Thoughts on India’s Response to the Novel Coronavirus Pneumonia

He Yongjie, Li Gen

Although WHO has repeatedly stressed that it does not recommend any travel or trade restrictions against China and calls on countries to take convincing measures based on evidence, some countries have ignored WHO recommendations and adopted a series of “restriction” measures against China, and some countries have even used the epidemic to attack China. It is understandable that some countries impose “restriction” based on their own health standards and their ability to respond to sudden public health events, but is“restriction” the only solution to prevent and control outbreaks?


India, which borders China, is also a populous country, and India recently reported two confirmed cases following the confirmation of the first case of pneumonia caused by the Novel Coronavirus Pneumonia in the southern Indian state of Kerala on January 30. Based on the current medical and health level in India, the epidemic is likely to continue to break out in India, but India does not view the epidemic in China correctly, ignoring the actual situation in its own country and repeatedly making some irrational behavior.

According to New Delhi Television, India arranged two flights on February 1 to transport 654 Indian citizens home from Wuhan,China. India’s insistence on evacuating overseas Indians is nothing more than to show the strength of a powerful country, but it does not take into account the actual situation in India. If it does not have a certain ability to prevent and control the epidemic, it will only further spread the virus and bring greater pressure and challenges to the prevention and control of the epidemic in South Asia. In addition to evacuating overseas Indians, India’s General Administration of Foreign Trade recently issued a circular banning the export of personal protective equipment such as medical masks and protective clothing, but did not specify the reasons.

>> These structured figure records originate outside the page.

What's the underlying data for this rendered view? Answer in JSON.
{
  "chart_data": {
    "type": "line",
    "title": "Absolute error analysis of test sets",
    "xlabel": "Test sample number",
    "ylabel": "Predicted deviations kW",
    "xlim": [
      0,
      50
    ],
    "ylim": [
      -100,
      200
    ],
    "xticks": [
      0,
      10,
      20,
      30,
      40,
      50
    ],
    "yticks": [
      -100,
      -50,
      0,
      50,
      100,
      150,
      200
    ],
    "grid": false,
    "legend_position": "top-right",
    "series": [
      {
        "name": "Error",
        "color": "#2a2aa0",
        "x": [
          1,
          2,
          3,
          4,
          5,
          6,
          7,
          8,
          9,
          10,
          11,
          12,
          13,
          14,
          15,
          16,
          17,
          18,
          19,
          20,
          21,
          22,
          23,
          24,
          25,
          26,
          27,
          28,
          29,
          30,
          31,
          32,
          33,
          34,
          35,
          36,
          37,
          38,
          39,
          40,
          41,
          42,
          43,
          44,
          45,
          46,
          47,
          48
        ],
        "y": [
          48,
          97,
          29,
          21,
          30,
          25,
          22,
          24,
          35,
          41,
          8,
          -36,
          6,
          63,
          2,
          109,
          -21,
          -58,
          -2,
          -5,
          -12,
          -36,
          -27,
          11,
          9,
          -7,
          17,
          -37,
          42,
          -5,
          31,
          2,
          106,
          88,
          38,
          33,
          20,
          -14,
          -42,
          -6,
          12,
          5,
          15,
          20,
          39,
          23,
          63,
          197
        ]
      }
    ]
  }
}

In addition, India has also closed the cotton market to China and substantially raised import tariffs. China, as one of the world’s largest importers of cotton and the largest buyer of Indian cotton, has brought huge trade losses to the two countries. In addition, the China Internet Security Monitoring Center recently captured an organization that used the Novel Coronavirus Pneumonia epidemic to launch a APT (Advanced Persistent Threat) attack on China’s medical field, which belongs to an Indian hacker organization. At a difficult time when China is fighting Novel Coronavirus Pneumonia, it carry out hacker attacks on China’s medical field. Once the plot succeeds, the consequences will be terrible.

The epidemic is a global public health event, not a national problem, blindly taking “restriction” measures is not the only solution, nor is it conducive to the effective prevention and control of the epidemic. Compared with the strong assistance from other countries to China, India’s approach is really difficult to understand. China and India have close economic and trade relations and frequent cross-border personnel exchanges, which is a community with a shared future. India needs to strengthen close cooperation with China to jointly combat the challenge of the epidemic. The author has two thoughts on this:

Firstly, the notification of epidemic situation in many countries is very scattered at present, there is no perfect information reporting mechanism, and there are many false news and rumors. The government departments of the two countries should strengthen cooperation and establish a real-time information sharing mechanism and a transnational joint prevention and control system.

Secondly, China maintains its position as India’s largest trading partner all the year round, and India is also China’s largest trading partner in South Asia. In 2019, the total value of bilateral trade between China and India reached 639.52 billion yuan, an increase of 1.6% over the same period last year. China and India have a high degree of interdependence, so adopting trade restrictions on China cause destruction to both sides. In response, the two countries can take measures to resume suspended trade, such as distinguishing import and export trade from human exchanges, strengthening epidemic prevention and relaxing restrictions on import and export trade. In addition, India should increase its donation to Chinese masks and other protective equipment, lift trade restrictions on medical goods, step up cooperation in the research and development of vaccines, and find a cure.

China has the experience of successfully resisting SARS and Ebola Virus, and China is fully confident and capable of winning this war of prevention and control of the epidemic. Governments and people around the world should maintain sufficient confidence in China instead of taking a series of “restrictive” measures. As the Director-General of the World Health Organization said, “this is a time for unity, not stigmatization.”

He Yongjie is a scholar at Yunnan University Institute of International Relations,China.

Li Gen is a scholar at Yunnan University Institute of International Relations,China.